There is also evidence that ALL subtypes differ in their responsiveness to asparaginase. Using a genome-wide approach, the investigators discovered that inherited and acquired genomic interindividual variation in the aspartate metabolic pathway contribute to resistance to asparaginase in ALL.
At present, genetic testing of thiopurine methyltransferase (TPMT) is being conducted before the initiation of thiopurines to minimize acute myelosuppression, said Dr Relling. Acute myelosuppression can be prevented by adjusting the doses of thiopurines based on TPMT phenotype or genotype, without compromising these agents’ effectiveness.

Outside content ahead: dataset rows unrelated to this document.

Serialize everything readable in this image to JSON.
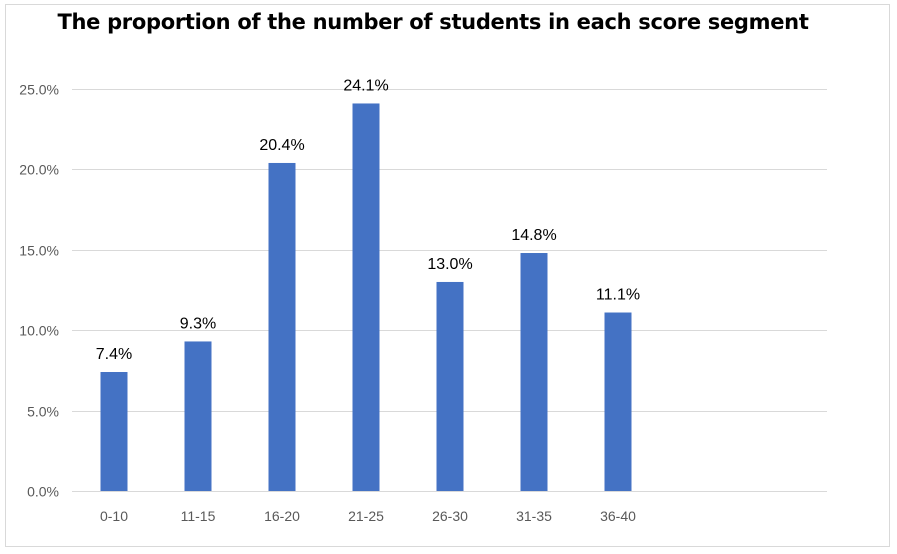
{
  "chart_data": {
    "type": "bar",
    "title": "The proportion of the number of students in each score segment",
    "xlabel": "",
    "ylabel": "",
    "categories": [
      "0-10",
      "11-15",
      "16-20",
      "21-25",
      "26-30",
      "31-35",
      "36-40"
    ],
    "values": [
      7.4,
      9.3,
      20.4,
      24.1,
      13.0,
      14.8,
      11.1
    ],
    "data_labels": [
      "7.4%",
      "9.3%",
      "20.4%",
      "24.1%",
      "13.0%",
      "14.8%",
      "11.1%"
    ],
    "y_ticks": [
      0,
      5,
      10,
      15,
      20,
      25
    ],
    "y_tick_labels": [
      "0.0%",
      "5.0%",
      "10.0%",
      "15.0%",
      "20.0%",
      "25.0%"
    ],
    "ylim": [
      0,
      25
    ],
    "grid": true,
    "legend": "none",
    "colors": {
      "bar": "#4472c4",
      "grid": "#d9d9d9",
      "tick_text": "#595959"
    }
  }
}
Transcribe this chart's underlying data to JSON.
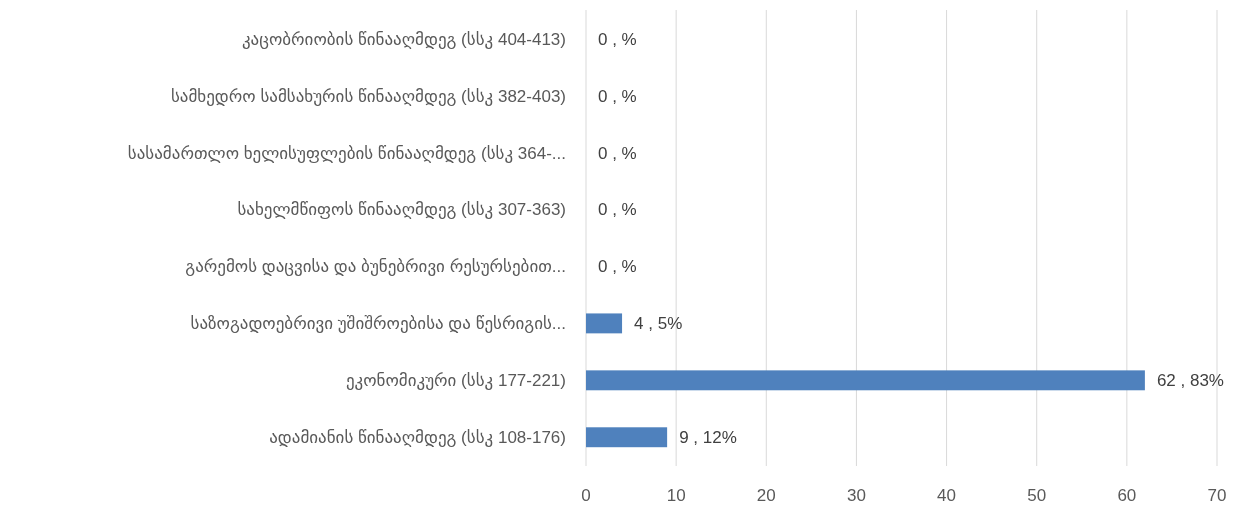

Exciting New Antibody-Based Therapies
New antibody therapies that target cell-surface antigens were reviewed by Anjali S. Advani, MD, Staff Physician, Department of Hematologic Oncology and Blood Disorders, Cleveland Clinic, OH.
The older agent rituximab, a naked antibody, targets CD20. Although only half of the cases of pre–B-cell ALL express CD20 on 20% or more lymphoblasts, CD20 expression is associated with a shorter duration of remission and worse OS in adult patients with ALL, making CD20 an attractive target to combine with chemotherapy.
Epratuzumab is a humanized monoclonal antibody that targets CD22, a regulator of B-cell activation and the interaction of B-cells with T-cells, said Dr Advani. In a phase 1 clinical trial, surface CD22 was not detected on flow cytometry on peripheral blood leukemic blasts within 24 hours of epratuzumab administration. Later-phase clinical trials showed a higher rate of complete molecular remission when epratuzumab was combined with backbone chemotherapy compared with chemotherapy alone.
Bispecific single-chain T-cell engaging (BiTE) antibodies retarget cytotoxic T-cell lymphocytes at preselected surface antigens on tumor cells. Blinatumomab is the first member of the new class of BiTE antibodies; it combines a CD3-binding site for T-cells and a CD19-binding site for B-cells, thereby creating the opportunity for T-cells to destroy B-cells. In a small, 4-week study, infusions with blinatumomab led to B-cell depletion, an 80% complete molecular remission, and a relapse-free survival rate of 61% by 3 months of follow-up.
Inotuzumab ozogamicin is a promising monoclonal anti-CD22 antibody that is bound to calicheamicin for the treatment of patients with relapsed or refractory ALL. A response rate of 57% was obtained in a phase 1/2 clinical trial of heavily pretreated adult patients with refractory CD22-positive ALL.